Japanese politician, educator and writer

Tsuda Sen (津田 仙) was a politician, educator and writer in Meiji period Japan. He was one of the founders of Aoyama Gakuin university, and the father of noted author and educator Tsuda Umeko.

== Biography ==
Tsuda was born as the fourth son of a low ranking samurai of Sakura domain in Shimōsa (present day Sakura city, Chiba Prefecture). At the age of 15, he was sent to the domain's school, where he learned English and Dutch, and afterwards was sent to Edo, where he studied rangaku. He was hired by the Tokugawa bakufu as an interpreter, and accompanied Fukuzawa Yukichi on a mission to purchase warships in the United States in 1867.

After the Meiji Restoration, Tsuda joined the new Meiji government, and enthusiastically embraced the rapid westernization drive. He opened the first western style hotel in Tsukiji in 1867, near the foreign settlement. He also spent time with the Hokkaido Colonization Office, where he made close contacts with future Prime Minister Kuroda Kiyotaka. Around this time he developed a strong interest in women's education, and when the revolutionary idea of sending women overseas as exchange students with the Iwakura Mission, he quickly volunteered his daughter Umeko. Tsuda also influenced the creation of the Friends School, a women's junior and senior high school established in 1887 in Tokyo.

In 1873 Tsuda attended the Vienna Expo, where he met Sano Tsunetami (founder of the Japanese Red Cross), and where he received a lesson on Western agricultural techniques, particularly artificial crop pollination. After returning to Japan in May 1874, he opened the Gakunosha Nogakko (Gakunosha School of Agriculture) in Azabu, Tokyo and worked to introduce and promote Western vegetables (particularly corn) and fruits. He initially sold the corn by mail advertisement, and is thus also the first such entrepreneur in Japan.
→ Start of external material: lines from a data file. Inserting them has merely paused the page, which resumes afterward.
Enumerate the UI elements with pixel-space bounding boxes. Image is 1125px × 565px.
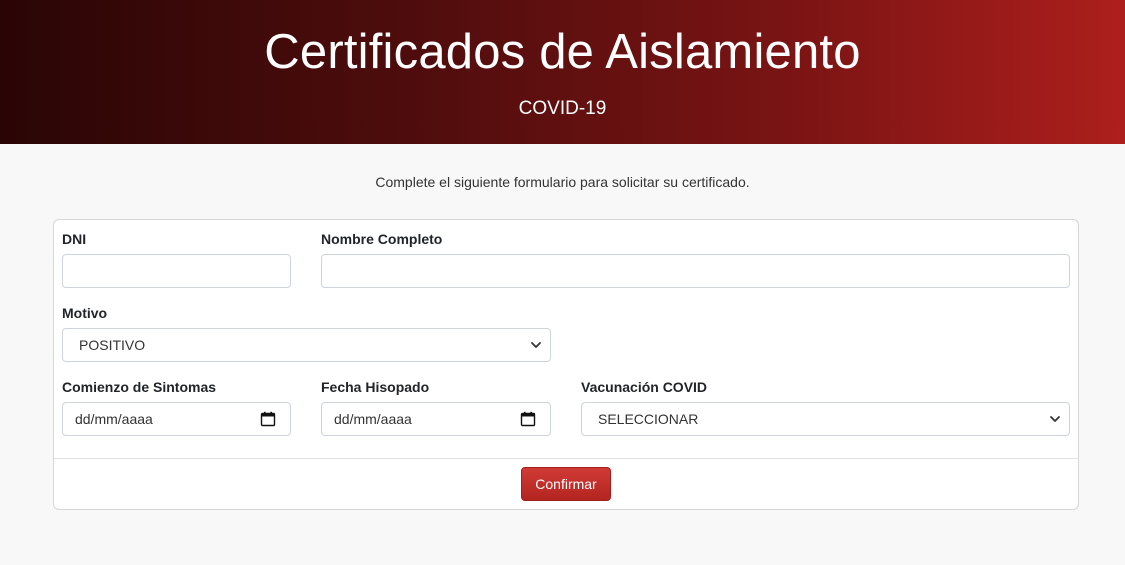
calendar-icon[interactable]	[520, 411, 536, 427]
page-header: Certificados de Aislamiento COVID-19	[0, 0, 1125, 144]
motivo-label: Motivo	[62, 305, 108, 321]
intro-text: Complete el siguiente formulario para so…	[375, 174, 750, 190]
comienzo-placeholder: dd/mm/aaaa	[75, 411, 153, 427]
vacunacion-select[interactable]: SELECCIONAR	[581, 402, 1070, 436]
page-subtitle: COVID-19	[518, 98, 607, 119]
comienzo-label: Comienzo de Sintomas	[62, 379, 217, 395]
vacunacion-selected-value: SELECCIONAR	[598, 411, 699, 427]
motivo-selected-value: POSITIVO	[79, 337, 146, 353]
certificate-form: DNI Nombre Completo Motivo POSITIVO Comi…	[53, 219, 1079, 510]
motivo-select[interactable]: POSITIVO	[62, 328, 551, 362]
confirm-button[interactable]: Confirmar	[521, 467, 611, 501]
nombre-label: Nombre Completo	[321, 231, 443, 247]
dni-label: DNI	[62, 231, 87, 247]
hisopado-date-input[interactable]: dd/mm/aaaa	[321, 402, 551, 436]
comienzo-date-input[interactable]: dd/mm/aaaa	[62, 402, 291, 436]
nombre-input[interactable]	[321, 254, 1070, 288]
chevron-down-icon	[1050, 416, 1060, 422]
chevron-down-icon	[531, 342, 541, 348]
hisopado-label: Fecha Hisopado	[321, 379, 430, 395]
vacunacion-label: Vacunación COVID	[581, 379, 708, 395]
calendar-icon[interactable]	[260, 411, 276, 427]
hisopado-placeholder: dd/mm/aaaa	[334, 411, 412, 427]
dni-input[interactable]	[62, 254, 291, 288]
form-footer-divider	[54, 458, 1078, 459]
page-title: Certificados de Aislamiento	[264, 25, 861, 79]
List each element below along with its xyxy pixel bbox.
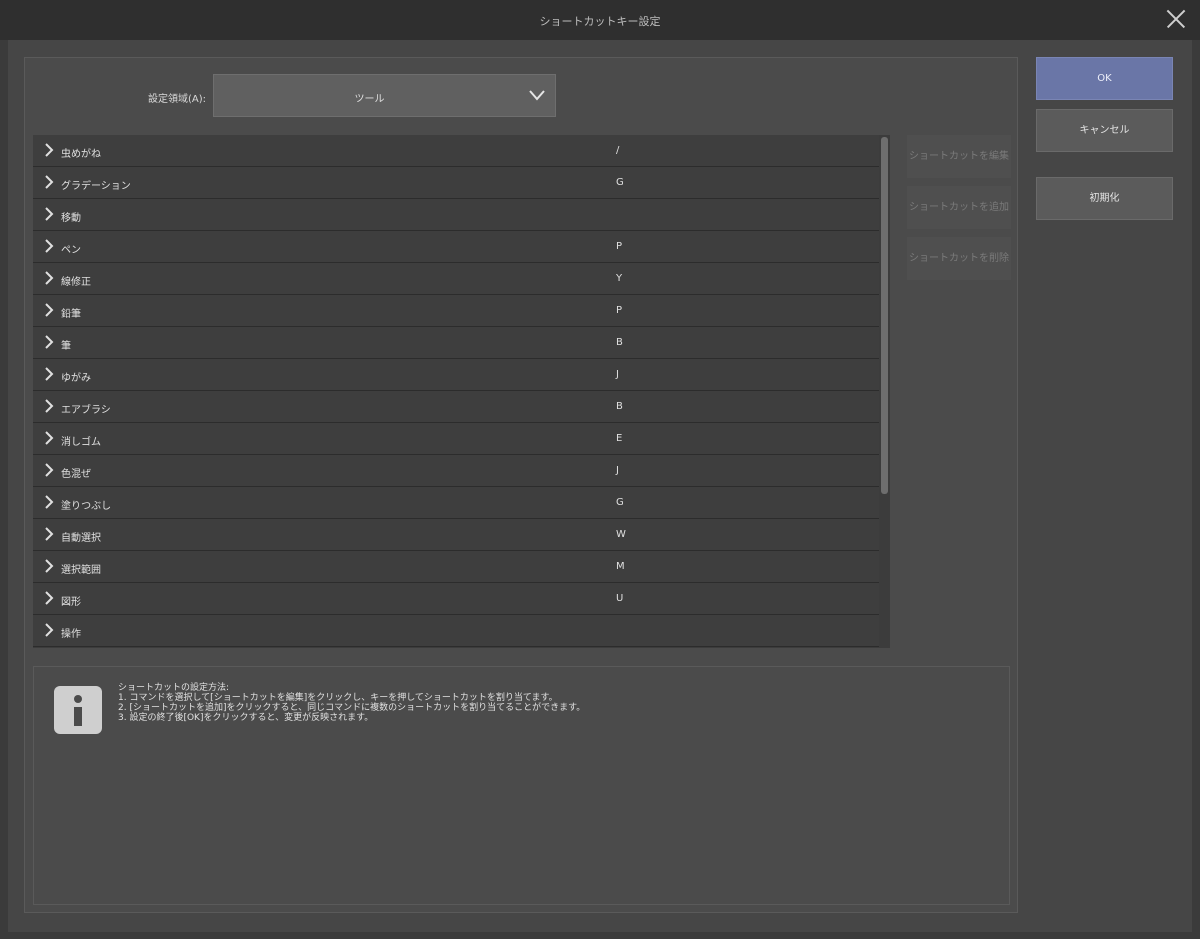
shortcut-list[interactable]: 虫めがね / グラデーション G 移動 ペン P 線修正 Y 鉛筆 P 筆 B … (33, 135, 879, 648)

He also established a magazine, Nogyo Zasshi, aimed at the agricultural market. Around this time, it is believed that he also converted to Christianity, and he later became a strong temperance campaigner.

A supporter of agrarian rights, he was involved in the Ashio Copper Mine Scandal, one of Japan's first environmental disputes.

Tsuda also played an important role in establishing Christian schools, such as Aoyama Gakuin, Doshisha University, Friend's Girls' School, and Tokyo School for the Blind and Deaf (currently the Tsukuba Daigaku Fuzoku Mougakko). He was involved in most of the work to create the early foundation of Aoyama Gakuin.

He died on the Tokaido line train of a cerebral hemorrhage, and his funeral was held in the auditorium of Aoyama Gakuin, and his grave is at Aoyama Cemetery.